Dr Fox writing in the Sunday on Sunday on Sunday 17th January
A MOMENTOUS year lies ahead for British politics – and the coming EU referendum will define our country’s future.
It is clear our EU partners will not contemplate fundamental change in how they operate, so one thing is certain — when the referendum comes the status quo will not be on the ballot.
We will have to choose between being submerged in ever closer union or being set free to determine our own destiny.
I agree with the many men and women across this country who simply believe that too many of our laws are crafted overseas and imposed upon us without our consent.
They see many of the freedoms that were fought so hard for traded away.
They are angry that we cannot control who can and cannot come into the UK.
Europe is a continent with a phenomenally rich history and culture, peopled by individual nations with their own individual traditions.
The EU, on the other hand, is an artificial political construct which has existed for only a few decades.
To be sceptical about the EU is not in any way to be anti-European.
I deeply resent those who make that inference.
What I would like to see is a European political system where we work together when it is in our mutual interest to do so, but are free to act separately when our unique national interests require it.
Unfortunately, such a loose model, more like the Common Market that we entered in the Seventies, will not be on offer at the coming referendum.
Already the pro-EU political establishment is beginning its scare stories and trying to make us believe that we cannot stand on our own two feet if we are outside the European Union.
Has it forgotten that the EU is not the only relationship Britain has abroad?
Before the Common Market even existed, Britain was at the heart of a vast Commonwealth.
Today many of its members — such as Canada, India and Australia — have done very much better than many of our EU partners.
They enjoy both greater economic growth and increasing global influence at a time when Europe is suffering economically and declining in power.
The UK is also a permanent member of the Security Council, a key partner in Nato (not least because of our independent nuclear deterrent), a member of the G7 and G20 and has a special relationship with the US — something many of our European partners greatly envy.
The alliance of pro-European politicians, large international corporations and hordes of unelected bureaucrats tell us that we cannot be “isolated” or “go it alone” outside the EU.
We would no more be going it alone than Australia or Canada or Norway or Switzerland.
Why do we have so little ambition for our country in the exciting new global environment in which we live?
Why would they have us restricted to being “little Europeans”?
Let’s be clear, they are committed to the concept of an increasingly integrated EU state.
Make no mistake, “ever closer union” means exactly what it says.
We have just had proposals to establish a single European border force which can be deployed by the unelected commission in Brussels, even against the wishes of independent sovereign governments.
There can be no clearer warning sign of the longer-term intent, whatever the denials.
What I really cannot understand is why the pro-European establishment increasingly wants Britain’s laws to be made overseas rather than in our own country.
Why would it prefer to have them made by foreign judges rather than our elected Parliament?
Why, for example, does it want control over Britain’s borders to be determined somewhere other than Britain?

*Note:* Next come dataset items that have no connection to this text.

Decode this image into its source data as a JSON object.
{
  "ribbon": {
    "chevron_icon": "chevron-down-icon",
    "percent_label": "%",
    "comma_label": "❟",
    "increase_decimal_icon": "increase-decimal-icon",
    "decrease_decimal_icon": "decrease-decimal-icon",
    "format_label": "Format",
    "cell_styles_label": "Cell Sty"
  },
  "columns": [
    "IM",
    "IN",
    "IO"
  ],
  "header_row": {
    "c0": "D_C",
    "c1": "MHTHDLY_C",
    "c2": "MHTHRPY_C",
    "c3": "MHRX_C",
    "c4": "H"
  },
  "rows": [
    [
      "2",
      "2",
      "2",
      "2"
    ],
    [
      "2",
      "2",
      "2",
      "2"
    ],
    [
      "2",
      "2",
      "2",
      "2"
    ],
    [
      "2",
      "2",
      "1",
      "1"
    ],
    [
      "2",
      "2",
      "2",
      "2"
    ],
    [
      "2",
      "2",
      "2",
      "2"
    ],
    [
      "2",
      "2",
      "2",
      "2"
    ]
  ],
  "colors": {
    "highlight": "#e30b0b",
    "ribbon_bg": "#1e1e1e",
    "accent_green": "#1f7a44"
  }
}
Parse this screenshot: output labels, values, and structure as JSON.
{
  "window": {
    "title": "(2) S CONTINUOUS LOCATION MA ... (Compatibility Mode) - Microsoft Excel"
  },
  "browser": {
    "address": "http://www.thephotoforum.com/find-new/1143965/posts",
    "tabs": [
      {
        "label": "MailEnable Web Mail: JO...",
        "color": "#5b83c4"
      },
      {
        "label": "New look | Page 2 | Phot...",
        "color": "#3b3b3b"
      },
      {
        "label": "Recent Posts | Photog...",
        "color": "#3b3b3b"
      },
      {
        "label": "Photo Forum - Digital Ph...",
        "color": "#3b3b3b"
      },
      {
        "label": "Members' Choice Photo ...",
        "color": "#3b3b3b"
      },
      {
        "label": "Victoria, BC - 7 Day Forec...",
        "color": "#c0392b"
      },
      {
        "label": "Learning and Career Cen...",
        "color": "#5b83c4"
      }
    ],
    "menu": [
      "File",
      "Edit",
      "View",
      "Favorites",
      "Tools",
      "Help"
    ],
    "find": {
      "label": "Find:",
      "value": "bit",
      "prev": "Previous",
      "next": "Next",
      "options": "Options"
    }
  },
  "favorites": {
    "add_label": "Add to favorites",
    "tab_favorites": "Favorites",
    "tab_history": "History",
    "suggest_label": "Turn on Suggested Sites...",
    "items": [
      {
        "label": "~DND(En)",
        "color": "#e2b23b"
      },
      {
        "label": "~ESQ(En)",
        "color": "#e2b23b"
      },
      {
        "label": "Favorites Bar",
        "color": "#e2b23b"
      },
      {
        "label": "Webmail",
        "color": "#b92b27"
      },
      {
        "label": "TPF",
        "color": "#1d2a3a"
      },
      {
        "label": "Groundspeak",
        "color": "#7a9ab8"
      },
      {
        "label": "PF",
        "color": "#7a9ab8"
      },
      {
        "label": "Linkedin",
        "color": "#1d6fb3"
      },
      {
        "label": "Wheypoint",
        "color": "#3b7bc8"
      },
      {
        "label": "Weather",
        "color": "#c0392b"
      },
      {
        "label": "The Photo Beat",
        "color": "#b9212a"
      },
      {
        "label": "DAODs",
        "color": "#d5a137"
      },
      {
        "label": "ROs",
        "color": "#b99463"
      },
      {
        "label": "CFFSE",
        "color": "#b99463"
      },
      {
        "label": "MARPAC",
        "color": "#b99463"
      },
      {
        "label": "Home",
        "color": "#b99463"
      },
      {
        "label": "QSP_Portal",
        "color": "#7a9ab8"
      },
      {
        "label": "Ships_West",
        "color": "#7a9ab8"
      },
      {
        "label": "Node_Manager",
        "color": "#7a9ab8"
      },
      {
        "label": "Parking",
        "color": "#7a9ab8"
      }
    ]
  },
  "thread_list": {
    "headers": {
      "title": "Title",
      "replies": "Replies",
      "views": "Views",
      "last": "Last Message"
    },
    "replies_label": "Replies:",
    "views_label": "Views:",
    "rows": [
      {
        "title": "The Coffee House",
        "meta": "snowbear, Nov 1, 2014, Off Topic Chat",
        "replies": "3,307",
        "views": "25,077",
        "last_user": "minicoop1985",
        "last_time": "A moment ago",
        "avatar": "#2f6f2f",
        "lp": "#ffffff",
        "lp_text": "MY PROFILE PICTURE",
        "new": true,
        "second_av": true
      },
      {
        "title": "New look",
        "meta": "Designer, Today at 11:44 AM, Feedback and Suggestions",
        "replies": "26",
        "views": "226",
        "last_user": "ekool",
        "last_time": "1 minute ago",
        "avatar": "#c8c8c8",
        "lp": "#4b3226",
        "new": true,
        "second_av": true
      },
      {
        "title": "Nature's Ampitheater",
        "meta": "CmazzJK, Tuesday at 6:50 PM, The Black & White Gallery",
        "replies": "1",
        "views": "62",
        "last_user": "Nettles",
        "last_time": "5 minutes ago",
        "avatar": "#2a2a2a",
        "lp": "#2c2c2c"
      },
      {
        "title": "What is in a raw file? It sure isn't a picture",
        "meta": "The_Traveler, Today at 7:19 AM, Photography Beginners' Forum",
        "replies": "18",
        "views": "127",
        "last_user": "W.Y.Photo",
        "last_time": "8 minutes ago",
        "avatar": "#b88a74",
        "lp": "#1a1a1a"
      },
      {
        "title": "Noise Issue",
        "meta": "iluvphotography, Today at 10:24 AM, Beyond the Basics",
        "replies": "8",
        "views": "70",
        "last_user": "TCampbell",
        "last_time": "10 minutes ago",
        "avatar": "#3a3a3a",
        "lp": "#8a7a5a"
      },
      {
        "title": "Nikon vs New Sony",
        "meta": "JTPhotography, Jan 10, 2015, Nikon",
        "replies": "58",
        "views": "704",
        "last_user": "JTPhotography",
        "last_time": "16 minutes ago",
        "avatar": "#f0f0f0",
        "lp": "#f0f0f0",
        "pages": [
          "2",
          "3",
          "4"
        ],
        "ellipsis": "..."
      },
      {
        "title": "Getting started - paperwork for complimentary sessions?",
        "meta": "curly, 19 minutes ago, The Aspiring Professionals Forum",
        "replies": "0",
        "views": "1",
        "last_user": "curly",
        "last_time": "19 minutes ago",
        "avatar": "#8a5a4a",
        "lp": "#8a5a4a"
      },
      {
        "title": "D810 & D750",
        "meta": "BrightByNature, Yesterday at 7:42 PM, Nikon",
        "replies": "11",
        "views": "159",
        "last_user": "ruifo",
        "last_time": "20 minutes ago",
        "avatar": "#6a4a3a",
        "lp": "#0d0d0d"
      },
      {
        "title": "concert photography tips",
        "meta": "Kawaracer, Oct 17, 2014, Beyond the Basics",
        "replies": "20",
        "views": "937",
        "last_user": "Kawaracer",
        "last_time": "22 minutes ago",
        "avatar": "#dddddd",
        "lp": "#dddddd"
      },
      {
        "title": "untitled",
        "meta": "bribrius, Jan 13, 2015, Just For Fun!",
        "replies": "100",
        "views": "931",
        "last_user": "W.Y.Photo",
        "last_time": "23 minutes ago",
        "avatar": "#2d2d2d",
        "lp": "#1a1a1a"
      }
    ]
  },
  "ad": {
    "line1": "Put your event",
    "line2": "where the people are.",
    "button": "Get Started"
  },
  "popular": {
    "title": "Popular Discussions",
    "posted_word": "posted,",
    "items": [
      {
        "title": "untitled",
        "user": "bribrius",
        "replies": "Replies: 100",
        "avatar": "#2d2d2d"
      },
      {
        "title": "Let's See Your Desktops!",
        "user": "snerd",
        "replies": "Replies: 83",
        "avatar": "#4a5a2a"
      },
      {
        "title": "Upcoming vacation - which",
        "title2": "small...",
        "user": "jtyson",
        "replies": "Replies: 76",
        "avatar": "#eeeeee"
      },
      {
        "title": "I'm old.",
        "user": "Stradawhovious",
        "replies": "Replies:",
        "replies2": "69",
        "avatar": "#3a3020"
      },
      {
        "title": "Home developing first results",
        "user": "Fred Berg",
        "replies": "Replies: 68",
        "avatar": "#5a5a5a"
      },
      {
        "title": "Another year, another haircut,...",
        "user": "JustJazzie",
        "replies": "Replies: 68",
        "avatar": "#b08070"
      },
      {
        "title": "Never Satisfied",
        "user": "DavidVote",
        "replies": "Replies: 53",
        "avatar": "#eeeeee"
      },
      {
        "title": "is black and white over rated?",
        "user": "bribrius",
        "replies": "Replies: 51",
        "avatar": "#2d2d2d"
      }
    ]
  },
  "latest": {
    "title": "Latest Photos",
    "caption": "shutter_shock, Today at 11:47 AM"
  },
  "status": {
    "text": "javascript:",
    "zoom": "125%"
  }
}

A country that cannot control its own borders cannot be truly independent.
The disgusting events in Cologne and other cities were a shock to Germany.
More than half the suspects are asylum seekers.

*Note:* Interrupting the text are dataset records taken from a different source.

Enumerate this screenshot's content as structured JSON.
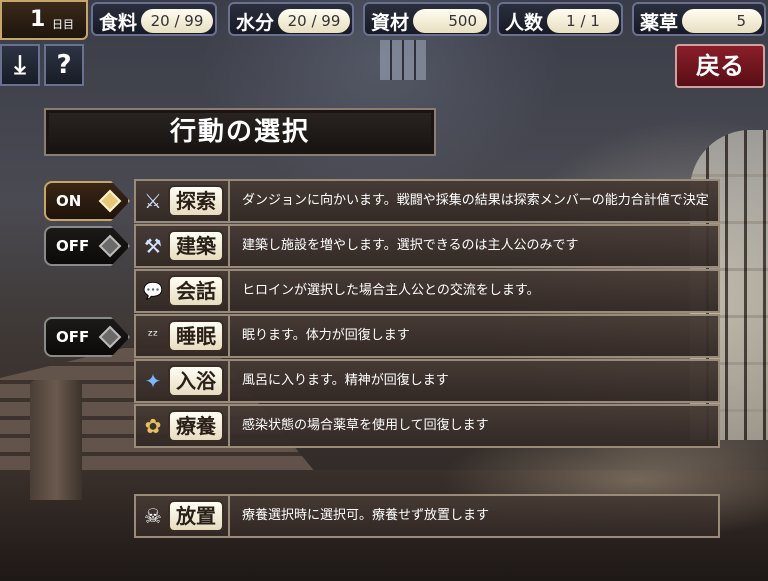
{
  "hud": {
    "day": {
      "number": "1",
      "unit": "日目"
    },
    "food": {
      "label": "食料",
      "value": "20 / 99"
    },
    "water": {
      "label": "水分",
      "value": "20 / 99"
    },
    "materials": {
      "label": "資材",
      "value": "500"
    },
    "people": {
      "label": "人数",
      "value": "1 / 1"
    },
    "herbs": {
      "label": "薬草",
      "value": "5"
    }
  },
  "buttons": {
    "save_icon": "⤓",
    "help": "?",
    "back": "戻る"
  },
  "title": "行動の選択",
  "toggles": {
    "explore": "ON",
    "build": "OFF",
    "sleep": "OFF"
  },
  "actions": [
    {
      "icon": "sword-icon",
      "glyph": "⚔",
      "label": "探索",
      "desc": "ダンジョンに向かいます。戦闘や採集の結果は探索メンバーの能力合計値で決定"
    },
    {
      "icon": "hammer-icon",
      "glyph": "⚒",
      "label": "建築",
      "desc": "建築し施設を増やします。選択できるのは主人公のみです"
    },
    {
      "icon": "chat-icon",
      "glyph": "💬",
      "label": "会話",
      "desc": "ヒロインが選択した場合主人公との交流をします。"
    },
    {
      "icon": "sleep-icon",
      "glyph": "ᶻᶻ",
      "label": "睡眠",
      "desc": "眠ります。体力が回復します"
    },
    {
      "icon": "bath-icon",
      "glyph": "✦",
      "label": "入浴",
      "desc": "風呂に入ります。精神が回復します"
    },
    {
      "icon": "herb-icon",
      "glyph": "✿",
      "label": "療養",
      "desc": "感染状態の場合薬草を使用して回復します"
    }
  ],
  "idle": {
    "icon": "skull-icon",
    "glyph": "☠",
    "label": "放置",
    "desc": "療養選択時に選択可。療養せず放置します"
  }
}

And while they in no way represent the vast majority who have come to Europe, we in Britain need to understand that when the million-plus migrants gain citizenship of any EU country they will all have a right to come to the UK.
And there’s nothing we can do about it if we remain in.

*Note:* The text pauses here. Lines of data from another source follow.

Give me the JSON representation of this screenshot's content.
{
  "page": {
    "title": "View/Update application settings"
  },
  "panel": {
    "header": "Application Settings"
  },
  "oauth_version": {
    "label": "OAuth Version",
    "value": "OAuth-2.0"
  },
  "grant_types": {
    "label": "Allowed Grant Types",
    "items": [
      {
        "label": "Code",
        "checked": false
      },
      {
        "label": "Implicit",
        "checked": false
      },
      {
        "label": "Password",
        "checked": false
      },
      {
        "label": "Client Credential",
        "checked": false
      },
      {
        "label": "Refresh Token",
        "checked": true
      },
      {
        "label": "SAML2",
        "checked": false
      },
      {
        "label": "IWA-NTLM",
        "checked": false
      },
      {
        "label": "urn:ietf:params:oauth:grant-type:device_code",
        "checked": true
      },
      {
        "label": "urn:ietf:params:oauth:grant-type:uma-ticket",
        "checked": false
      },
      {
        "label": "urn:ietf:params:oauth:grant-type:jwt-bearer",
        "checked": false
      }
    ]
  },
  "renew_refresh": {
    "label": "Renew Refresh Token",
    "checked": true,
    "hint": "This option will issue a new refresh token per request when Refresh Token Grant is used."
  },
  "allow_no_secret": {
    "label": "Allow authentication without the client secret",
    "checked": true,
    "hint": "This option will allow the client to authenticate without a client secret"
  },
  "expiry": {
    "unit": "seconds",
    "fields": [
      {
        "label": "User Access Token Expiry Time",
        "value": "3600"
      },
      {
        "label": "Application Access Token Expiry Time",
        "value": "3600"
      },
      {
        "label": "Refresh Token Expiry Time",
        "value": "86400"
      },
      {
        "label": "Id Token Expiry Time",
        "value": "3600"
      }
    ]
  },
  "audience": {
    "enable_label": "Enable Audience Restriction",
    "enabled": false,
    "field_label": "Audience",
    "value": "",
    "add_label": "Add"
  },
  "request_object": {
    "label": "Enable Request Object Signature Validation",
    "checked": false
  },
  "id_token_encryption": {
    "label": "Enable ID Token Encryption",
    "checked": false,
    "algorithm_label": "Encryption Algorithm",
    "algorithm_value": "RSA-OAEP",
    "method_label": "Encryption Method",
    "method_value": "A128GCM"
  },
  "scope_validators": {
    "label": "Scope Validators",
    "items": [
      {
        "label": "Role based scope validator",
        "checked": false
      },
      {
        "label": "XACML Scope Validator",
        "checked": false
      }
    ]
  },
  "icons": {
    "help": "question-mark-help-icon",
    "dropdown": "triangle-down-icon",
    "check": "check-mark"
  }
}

For all the 23 years that I have been in Parliament, I have been told that the EU is coming in our direction.
That is simply not true.
The choice at the referendum will be to continue down the road of ever closer union towards a more centralised European state, or to have the freedom to make our own laws and determine our own destiny as those in so many other countries outside the EU are able to do.
No doubt we will again be told that the rest of the EU is listening to us and “taking on board” British reservations.
Again, it will be untrue.
What is very clear is that widespread reform of the European Union is not going to be on offer — the continuing crisis of the euro and the shambles of open borders are taking up all the attention of EU leaders.
It is time to face up to the real choice — to have the destiny of our country determined by committees in Brussels, or to give our children and grandchildren the freedom to shape their own future in an open, outward-looking world full of opportunity and potential.
The New Year could not bring a more important challenge.